Technology has completely revolutionised where we work. Today, businesses can find the best talent from around the world to work on their projects, with an increasing number of companies following the path set by firms such as WordPress in having a completely distributed office. Each employee can work from home or a local co-working space, communicating with their team via email and messaging tools, and entrusted by their managers to get the work done. Whilst some may miss the hubbub of the office, this setup saves the company money on renting office space and more importantly saves the employees time and money on their commute.

Communication and collaboration

Ever since the invention of the printing press, technology has been at the centre of communication and the digital era has seen the pace of change accelerate. Email dramatically changed the speed in which work can be performed teams no longer needing to wait days for documents to arrive by post, but instant messaging and collaboration tools have moved things ahead further.

The development of instant messaging tools like Slack have made the distributed office possible, with each team member able to keep everyone else informed of their progress, ask questions, and share files within seconds. Add to this the collaborative nature of tools like Google Docs and teams spread across the globe can now work more efficiently than those that used to sit next to each other in an office.

Big data and artificial intelligence

Big data has become somewhat of a buzzword in recent years, but in essence the idea of tracking and recording every process and transaction within a business has made it easier than ever for businesses to find points of friction they can improve upon and find new ways they can generate profits.

This kind of analysis was once performed by expensive strategists, who relied on much smaller datasets to make their predictions, but now the the processing is left to the machines. The fields of artificial intelligence and machine learning have seen huge growth in the last five years as companies look to analyse the large volumes of data they have been collecting, and the AI is able to spot inefficiencies, synergies, and gaps in the market that would have been impossible only a few years ago.

Automation

As the intelligence of our digital tools improve, more and more work can be performed cheaper and more effectively by machines. This is a boon to businesses, where employee salaries are generally the most costly expense, but the march towards automation will put many people out of work and could cause problems for civil society.

Over a third of workers are expected to have their jobs replaced by automation in the near future, with automation is most likely to impact jobs that involve repetitive tasks, numerical analysis, or little creative or social intelligence.

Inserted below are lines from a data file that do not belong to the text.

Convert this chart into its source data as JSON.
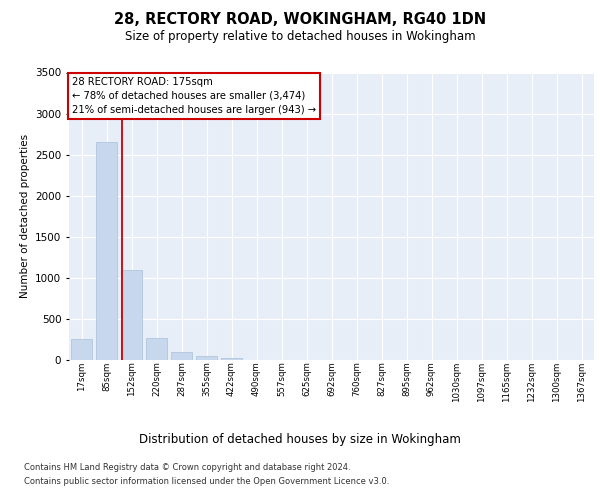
{
  "title": "28, RECTORY ROAD, WOKINGHAM, RG40 1DN",
  "subtitle": "Size of property relative to detached houses in Wokingham",
  "xlabel": "Distribution of detached houses by size in Wokingham",
  "ylabel": "Number of detached properties",
  "bar_color": "#c8d8ec",
  "bar_edge_color": "#a8c0dc",
  "background_color": "#ffffff",
  "plot_bg_color": "#e8eef8",
  "grid_color": "#ffffff",
  "annotation_line_color": "#cc0000",
  "bin_labels": [
    "17sqm",
    "85sqm",
    "152sqm",
    "220sqm",
    "287sqm",
    "355sqm",
    "422sqm",
    "490sqm",
    "557sqm",
    "625sqm",
    "692sqm",
    "760sqm",
    "827sqm",
    "895sqm",
    "962sqm",
    "1030sqm",
    "1097sqm",
    "1165sqm",
    "1232sqm",
    "1300sqm",
    "1367sqm"
  ],
  "bar_heights": [
    250,
    2650,
    1100,
    265,
    100,
    50,
    28,
    0,
    0,
    0,
    0,
    0,
    0,
    0,
    0,
    0,
    0,
    0,
    0,
    0,
    0
  ],
  "annotation_title": "28 RECTORY ROAD: 175sqm",
  "annotation_line1": "← 78% of detached houses are smaller (3,474)",
  "annotation_line2": "21% of semi-detached houses are larger (943) →",
  "ylim": [
    0,
    3500
  ],
  "yticks": [
    0,
    500,
    1000,
    1500,
    2000,
    2500,
    3000,
    3500
  ],
  "red_line_x": 1.62,
  "footer_line1": "Contains HM Land Registry data © Crown copyright and database right 2024.",
  "footer_line2": "Contains public sector information licensed under the Open Government Licence v3.0."
}
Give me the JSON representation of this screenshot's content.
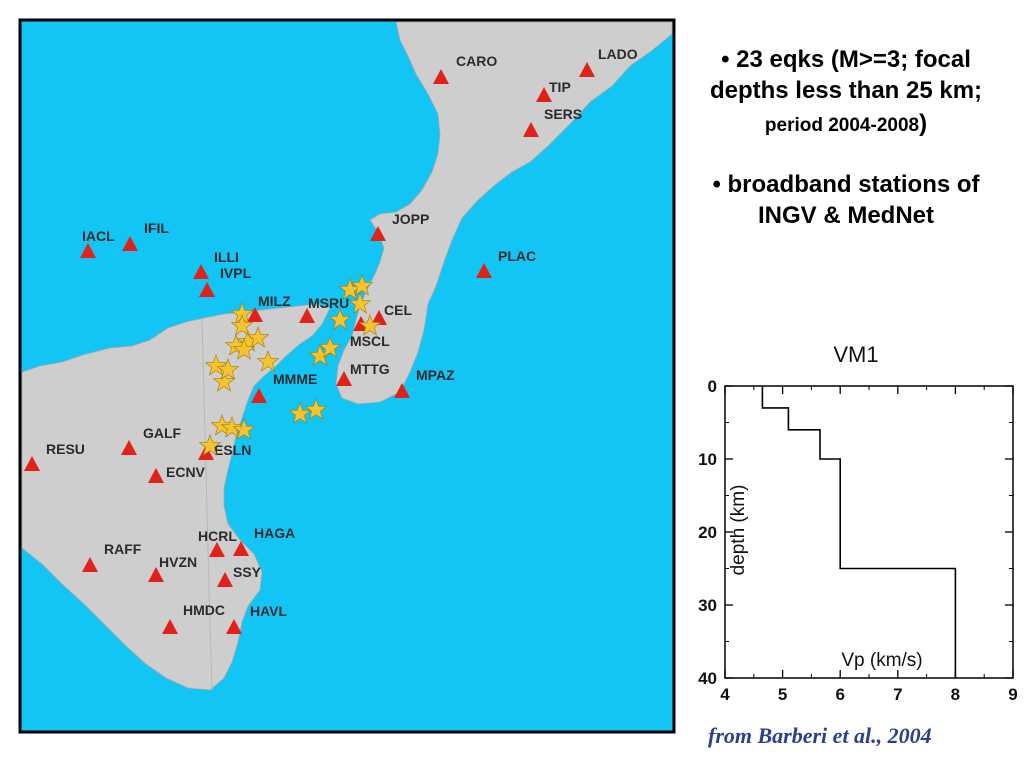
{
  "colors": {
    "sea": "#13c5f4",
    "land": "#cecece",
    "station": "#e0221a",
    "event": "#f5c430",
    "citation": "#2b3f8f"
  },
  "map": {
    "stations": [
      {
        "code": "CARO"
      },
      {
        "code": "LADO"
      },
      {
        "code": "TIP"
      },
      {
        "code": "SERS"
      },
      {
        "code": "JOPP"
      },
      {
        "code": "PLAC"
      },
      {
        "code": "IACL"
      },
      {
        "code": "IFIL"
      },
      {
        "code": "ILLI"
      },
      {
        "code": "IVPL"
      },
      {
        "code": "MILZ"
      },
      {
        "code": "MSRU"
      },
      {
        "code": "CEL"
      },
      {
        "code": "MSCL"
      },
      {
        "code": "MTTG"
      },
      {
        "code": "MPAZ"
      },
      {
        "code": "MMME"
      },
      {
        "code": "RESU"
      },
      {
        "code": "GALF"
      },
      {
        "code": "ESLN"
      },
      {
        "code": "ECNV"
      },
      {
        "code": "HCRL"
      },
      {
        "code": "HAGA"
      },
      {
        "code": "RAFF"
      },
      {
        "code": "HVZN"
      },
      {
        "code": "SSY"
      },
      {
        "code": "HMDC"
      },
      {
        "code": "HAVL"
      }
    ],
    "earthquake_count": 23
  },
  "bullets": {
    "b1_main": "• 23 eqks (M>=3; focal depths less than 25 km;",
    "b1_small": " period 2004-2008",
    "b1_end": ")",
    "b2": "• broadband stations of INGV & MedNet"
  },
  "chart_data": {
    "type": "line",
    "title": "VM1",
    "xlabel": "Vp (km/s)",
    "ylabel": "depth (km)",
    "xlim": [
      4,
      9
    ],
    "ylim": [
      40,
      0
    ],
    "x_ticks": [
      4,
      5,
      6,
      7,
      8,
      9
    ],
    "y_ticks": [
      0,
      10,
      20,
      30,
      40
    ],
    "grid": false,
    "series": [
      {
        "x": [
          4.65,
          4.65,
          5.1,
          5.1,
          5.65,
          5.65,
          6.0,
          6.0,
          8.0,
          8.0
        ],
        "y": [
          0,
          3,
          3,
          6,
          6,
          10,
          10,
          25,
          25,
          40
        ]
      }
    ]
  },
  "citation": "from Barberi et al., 2004"
}
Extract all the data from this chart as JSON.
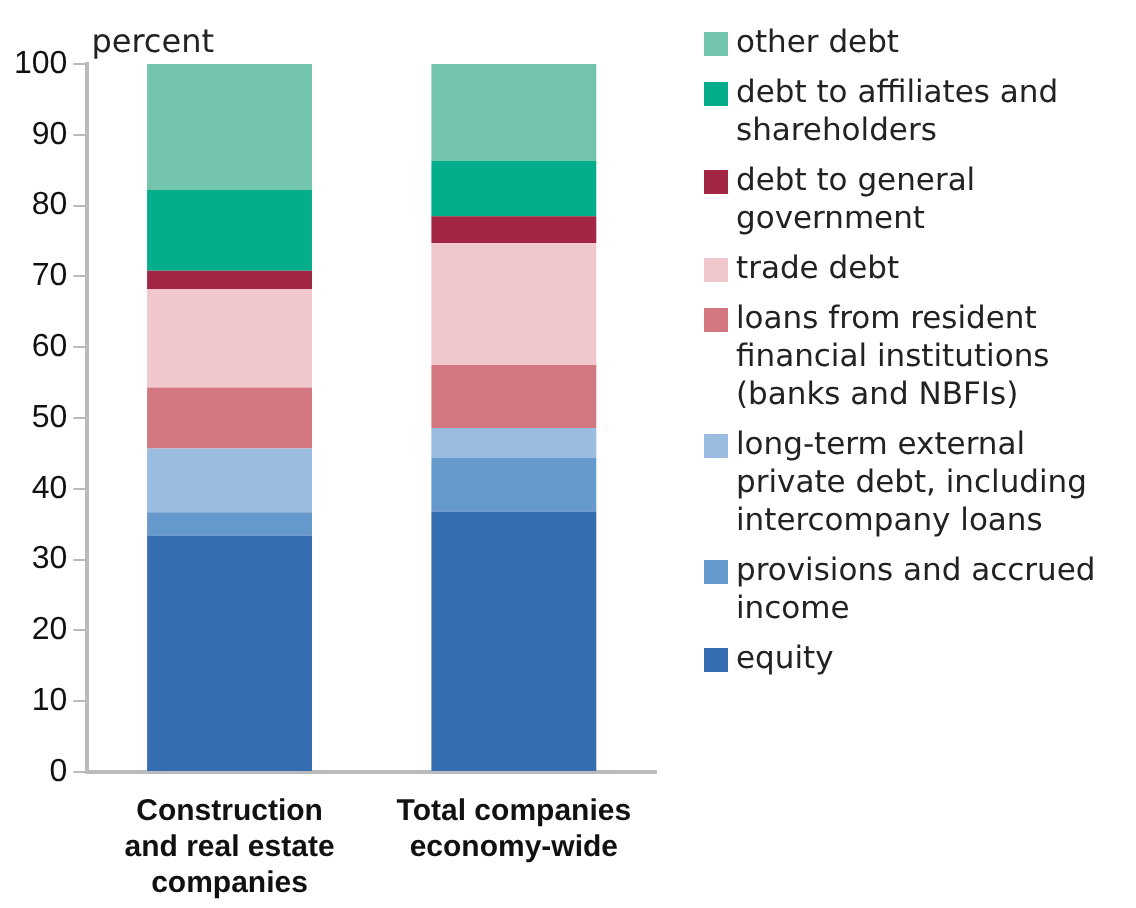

Factory workers are already being replaced by robots on a massive scale at firms such as Foxconn, we already select our own orders from a touch screen at fast food restaurants like McDonalds, and it is no secret Uber is looking to provide driverless cars and put taxi drivers out of business. Automation is already here, and yet society seems unprepared with most people under the illusion that it will only affect other people’s jobs.

Our political institutions, the rule of law, human rights, the banking system, our education system – and even capitalism itself – are products of the industrial age. We have learnt to navigate the industrial economy as individuals, and as societies we can exert some control to define its shape and limits. But we have already moved into the digital age, and society needs to understand and adapt.